You’ll need to use both hands to lift the barbell for this variation:

  • Stand up in front of the landmine barbell in a neutral position.
  • Grab the extremity of the barbell with both hands and lift it above your head.
  • While twisting your upper body to the side, bring the barbell down in a circular motion. The extremity should be at the same level as your hip.
  • While twisting your upper body to face forward, raise the barbell above your head in a circular motion.
  • Repeat the movement on the other side.

Clean and Press Landmine Variation

Make the landmine press more challenging by introducing a clean movement. Lowering the barbell to the ground turns the exercise into a full-body workout.

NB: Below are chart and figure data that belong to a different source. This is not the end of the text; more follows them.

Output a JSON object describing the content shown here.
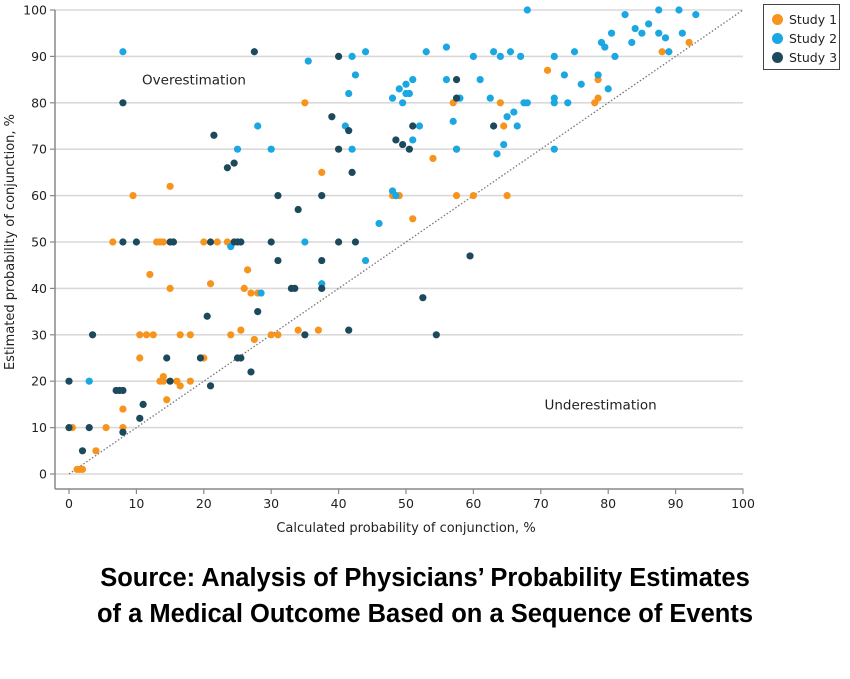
{
  "chart_data": {
    "type": "scatter",
    "title": "",
    "xlabel": "Calculated probability of conjunction, %",
    "ylabel": "Estimated probability of conjunction, %",
    "xlim": [
      0,
      100
    ],
    "ylim": [
      0,
      100
    ],
    "xticks": [
      "0",
      "10",
      "20",
      "30",
      "40",
      "50",
      "60",
      "70",
      "80",
      "90",
      "100"
    ],
    "yticks": [
      "0",
      "10",
      "20",
      "30",
      "40",
      "50",
      "60",
      "70",
      "80",
      "90",
      "100"
    ],
    "grid": "horizontal",
    "reference_line": "y = x (dotted)",
    "legend_position": "top-right",
    "annotations": [
      {
        "text": "Overestimation",
        "x": 19,
        "y": 85
      },
      {
        "text": "Underestimation",
        "x": 79,
        "y": 15
      }
    ],
    "series": [
      {
        "name": "Study 1",
        "color": "#f7941d",
        "points": [
          [
            1.2,
            1
          ],
          [
            1.6,
            1
          ],
          [
            2,
            1
          ],
          [
            0.5,
            10
          ],
          [
            4,
            5
          ],
          [
            5.5,
            10
          ],
          [
            8,
            10
          ],
          [
            8,
            14
          ],
          [
            6.5,
            50
          ],
          [
            9.5,
            60
          ],
          [
            12,
            43
          ],
          [
            13,
            50
          ],
          [
            13.5,
            50
          ],
          [
            14,
            50
          ],
          [
            15,
            62
          ],
          [
            15,
            40
          ],
          [
            10.5,
            25
          ],
          [
            11.5,
            30
          ],
          [
            10.5,
            30
          ],
          [
            12.5,
            30
          ],
          [
            13.5,
            20
          ],
          [
            14,
            21
          ],
          [
            14,
            20
          ],
          [
            14.5,
            16
          ],
          [
            16,
            20
          ],
          [
            16.5,
            19
          ],
          [
            16.5,
            30
          ],
          [
            18,
            30
          ],
          [
            18,
            20
          ],
          [
            20,
            25
          ],
          [
            20,
            50
          ],
          [
            21,
            41
          ],
          [
            22,
            50
          ],
          [
            23.5,
            50
          ],
          [
            24,
            30
          ],
          [
            25.5,
            31
          ],
          [
            26,
            40
          ],
          [
            26.5,
            44
          ],
          [
            27,
            39
          ],
          [
            27.5,
            29
          ],
          [
            28,
            39
          ],
          [
            30,
            30
          ],
          [
            31,
            30
          ],
          [
            34,
            31
          ],
          [
            35,
            80
          ],
          [
            37,
            31
          ],
          [
            37.5,
            65
          ],
          [
            48,
            60
          ],
          [
            48.5,
            60
          ],
          [
            49,
            60
          ],
          [
            51,
            55
          ],
          [
            54,
            68
          ],
          [
            57,
            80
          ],
          [
            57.5,
            60
          ],
          [
            57.5,
            70
          ],
          [
            60,
            60
          ],
          [
            64,
            80
          ],
          [
            64.5,
            75
          ],
          [
            65,
            60
          ],
          [
            71,
            87
          ],
          [
            78,
            80
          ],
          [
            78.5,
            81
          ],
          [
            78.5,
            85
          ],
          [
            88,
            91
          ],
          [
            92,
            93
          ]
        ]
      },
      {
        "name": "Study 2",
        "color": "#1ba7e1",
        "points": [
          [
            3,
            20
          ],
          [
            8,
            91
          ],
          [
            24,
            49
          ],
          [
            25,
            70
          ],
          [
            28,
            75
          ],
          [
            28.5,
            39
          ],
          [
            30,
            70
          ],
          [
            35,
            50
          ],
          [
            35.5,
            89
          ],
          [
            37.5,
            41
          ],
          [
            41,
            75
          ],
          [
            41.5,
            82
          ],
          [
            42,
            70
          ],
          [
            42,
            90
          ],
          [
            42.5,
            86
          ],
          [
            44,
            46
          ],
          [
            44,
            91
          ],
          [
            46,
            54
          ],
          [
            48,
            81
          ],
          [
            48,
            61
          ],
          [
            48.5,
            60
          ],
          [
            49,
            83
          ],
          [
            49.5,
            80
          ],
          [
            50,
            84
          ],
          [
            50,
            82
          ],
          [
            50.5,
            82
          ],
          [
            51,
            85
          ],
          [
            51,
            72
          ],
          [
            52,
            75
          ],
          [
            53,
            91
          ],
          [
            56,
            92
          ],
          [
            56,
            85
          ],
          [
            57,
            76
          ],
          [
            57.5,
            70
          ],
          [
            58,
            81
          ],
          [
            60,
            90
          ],
          [
            61,
            85
          ],
          [
            62.5,
            81
          ],
          [
            63,
            91
          ],
          [
            63.5,
            69
          ],
          [
            64,
            90
          ],
          [
            64.5,
            71
          ],
          [
            65,
            77
          ],
          [
            65.5,
            91
          ],
          [
            66,
            78
          ],
          [
            66.5,
            75
          ],
          [
            67,
            90
          ],
          [
            67.5,
            80
          ],
          [
            68,
            80
          ],
          [
            68,
            100
          ],
          [
            72,
            90
          ],
          [
            72,
            81
          ],
          [
            72,
            80
          ],
          [
            72,
            70
          ],
          [
            73.5,
            86
          ],
          [
            74,
            80
          ],
          [
            75,
            91
          ],
          [
            76,
            84
          ],
          [
            78.5,
            86
          ],
          [
            79,
            93
          ],
          [
            79.5,
            92
          ],
          [
            80,
            83
          ],
          [
            80.5,
            95
          ],
          [
            81,
            90
          ],
          [
            82.5,
            99
          ],
          [
            83.5,
            93
          ],
          [
            84,
            96
          ],
          [
            85,
            95
          ],
          [
            86,
            97
          ],
          [
            87.5,
            100
          ],
          [
            87.5,
            95
          ],
          [
            88.5,
            94
          ],
          [
            89,
            91
          ],
          [
            90.5,
            100
          ],
          [
            91,
            95
          ],
          [
            93,
            99
          ]
        ]
      },
      {
        "name": "Study 3",
        "color": "#1c4a5c",
        "points": [
          [
            0,
            20
          ],
          [
            0,
            10
          ],
          [
            2,
            5
          ],
          [
            3,
            10
          ],
          [
            3.5,
            30
          ],
          [
            7,
            18
          ],
          [
            7.5,
            18
          ],
          [
            8,
            18
          ],
          [
            8,
            9
          ],
          [
            8,
            50
          ],
          [
            8,
            80
          ],
          [
            10,
            50
          ],
          [
            10.5,
            12
          ],
          [
            11,
            15
          ],
          [
            14.5,
            25
          ],
          [
            15,
            50
          ],
          [
            15.5,
            50
          ],
          [
            15,
            20
          ],
          [
            19.5,
            25
          ],
          [
            20.5,
            34
          ],
          [
            21,
            50
          ],
          [
            21,
            19
          ],
          [
            21.5,
            73
          ],
          [
            23.5,
            66
          ],
          [
            24.5,
            67
          ],
          [
            24.5,
            50
          ],
          [
            25,
            50
          ],
          [
            25,
            25
          ],
          [
            25.5,
            25
          ],
          [
            25.5,
            50
          ],
          [
            27,
            22
          ],
          [
            27.5,
            91
          ],
          [
            28,
            35
          ],
          [
            30,
            50
          ],
          [
            31,
            46
          ],
          [
            31,
            60
          ],
          [
            33,
            40
          ],
          [
            33.5,
            40
          ],
          [
            34,
            57
          ],
          [
            35,
            30
          ],
          [
            37.5,
            46
          ],
          [
            37.5,
            60
          ],
          [
            37.5,
            40
          ],
          [
            39,
            77
          ],
          [
            40,
            90
          ],
          [
            40,
            70
          ],
          [
            40,
            50
          ],
          [
            41.5,
            74
          ],
          [
            41.5,
            31
          ],
          [
            42,
            65
          ],
          [
            42.5,
            50
          ],
          [
            48.5,
            72
          ],
          [
            49.5,
            71
          ],
          [
            50.5,
            70
          ],
          [
            51,
            75
          ],
          [
            52.5,
            38
          ],
          [
            54.5,
            30
          ],
          [
            57.5,
            85
          ],
          [
            57.5,
            81
          ],
          [
            59.5,
            47
          ],
          [
            63,
            75
          ]
        ]
      }
    ]
  },
  "legend": {
    "items": [
      {
        "label": "Study 1",
        "color": "#f7941d"
      },
      {
        "label": "Study 2",
        "color": "#1ba7e1"
      },
      {
        "label": "Study 3",
        "color": "#1c4a5c"
      }
    ]
  },
  "source": {
    "line1": "Source: Analysis of Physicians’ Probability Estimates",
    "line2": "of a Medical Outcome Based on a Sequence of Events"
  }
}
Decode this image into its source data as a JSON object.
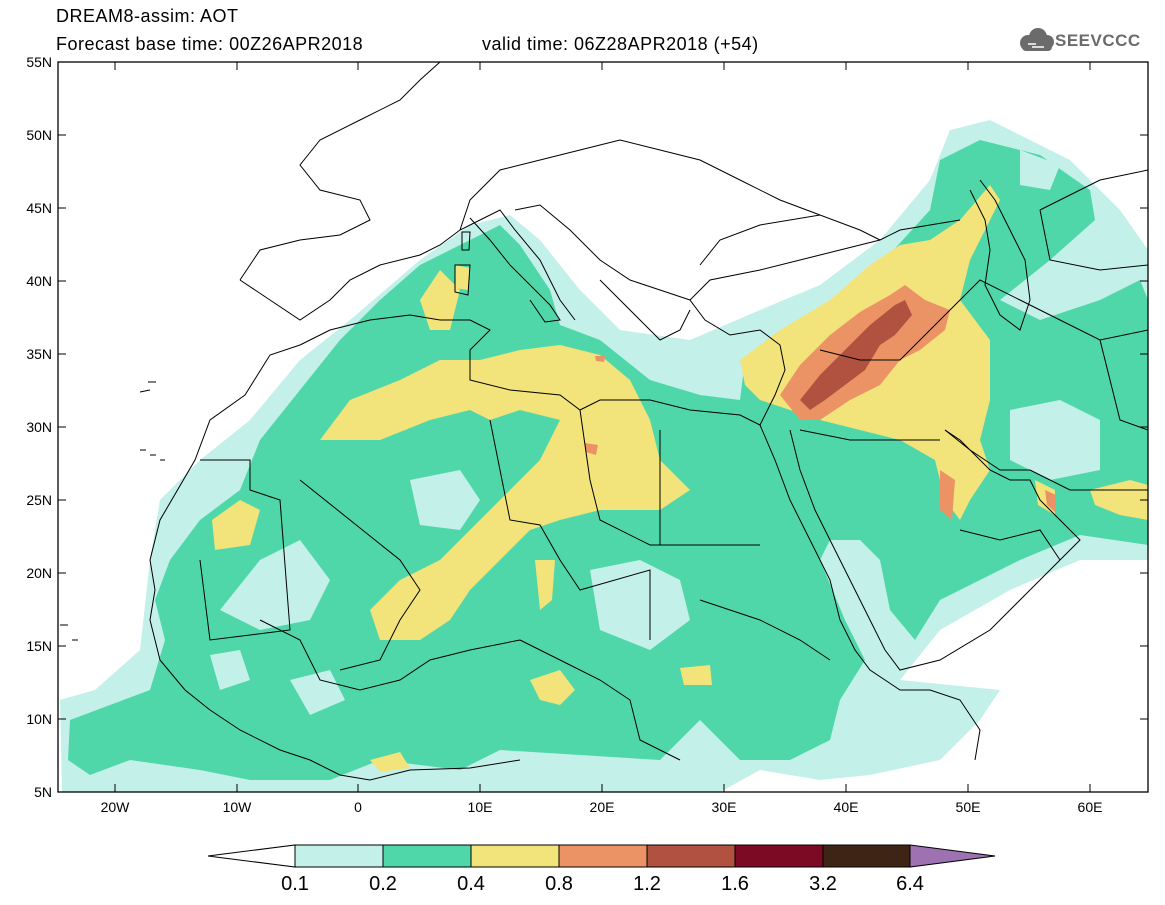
{
  "header": {
    "title_line1": "DREAM8-assim: AOT",
    "title_line2": "Forecast base time: 00Z26APR2018",
    "valid_time": "valid time: 06Z28APR2018 (+54)",
    "logo_text": "SEEVCCC"
  },
  "axes": {
    "lat_labels": [
      "55N",
      "50N",
      "45N",
      "40N",
      "35N",
      "30N",
      "25N",
      "20N",
      "15N",
      "10N",
      "5N"
    ],
    "lon_labels": [
      "20W",
      "10W",
      "0",
      "10E",
      "20E",
      "30E",
      "40E",
      "50E",
      "60E"
    ]
  },
  "colorbar": {
    "labels": [
      "0.1",
      "0.2",
      "0.4",
      "0.8",
      "1.2",
      "1.6",
      "3.2",
      "6.4"
    ],
    "colors": [
      "#c4f0ea",
      "#4fd7a9",
      "#f2e47a",
      "#ec9366",
      "#b1513f",
      "#7c0a25",
      "#3d2414",
      "#9e71b0"
    ]
  },
  "palette": {
    "aot_0_1": "#c4f0ea",
    "aot_0_2": "#4fd7a9",
    "aot_0_4": "#f2e47a",
    "aot_0_8": "#ec9366",
    "aot_1_2": "#b1513f"
  }
}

Here’s how you can perform the clean and press variation:

  • Start with the barbell on the ground. Adopt a squatting position to grab the barbell.
  • Bring it to shoulder level and wait a few seconds.
  • Push upward to lift the barbell above your head.
  • Lower it back down to shoulder level before going back to the squatting position and lowering it slowly to the ground.

You can add some variety to your workout routine by performing a one-hand or two-hand version of the landmine clean and press. You can also adopt a kneeling position if you want to avoid squatting.

For an additional challenge that will engage your entire body, do a burpee or pushup every time you lower the barbell back to the ground.

Landmine Press: Lighter Weight, Faster Reps

Focusing on lifting heavy weights will help you gain muscle mass. On the other hand, performing faster reps with lighter weights will produce lean muscles with an elongated shape.

This approach can improve speed and mobility. Performing faster reps can also turn your weightlifting session into something resembling a cardio or HIIT workout while introducing some resistance training.

You can turn the landmine press into a fast-paced exercise that gets your heart pumping by using a small weight or by lifting the barbell by itself.  

While speed can help boost your fitness level, you should find the right pace to avoid overuse injuries.

If you want to develop an entire workout based on light weights and fast reps, you can perform the variations listed above with light weights or just the barbell.

Wrap Up

Adding a few landmine exercises to your weightlifting routine is a great way to challenge yourself while reducing the risks associated with lifting weights. The landmine press is one of the core exercises to keep coming back to when working out with a landmine barbell. Learn how to perform it well and try the different variations to keep challenging yourself and keep yourself motivated.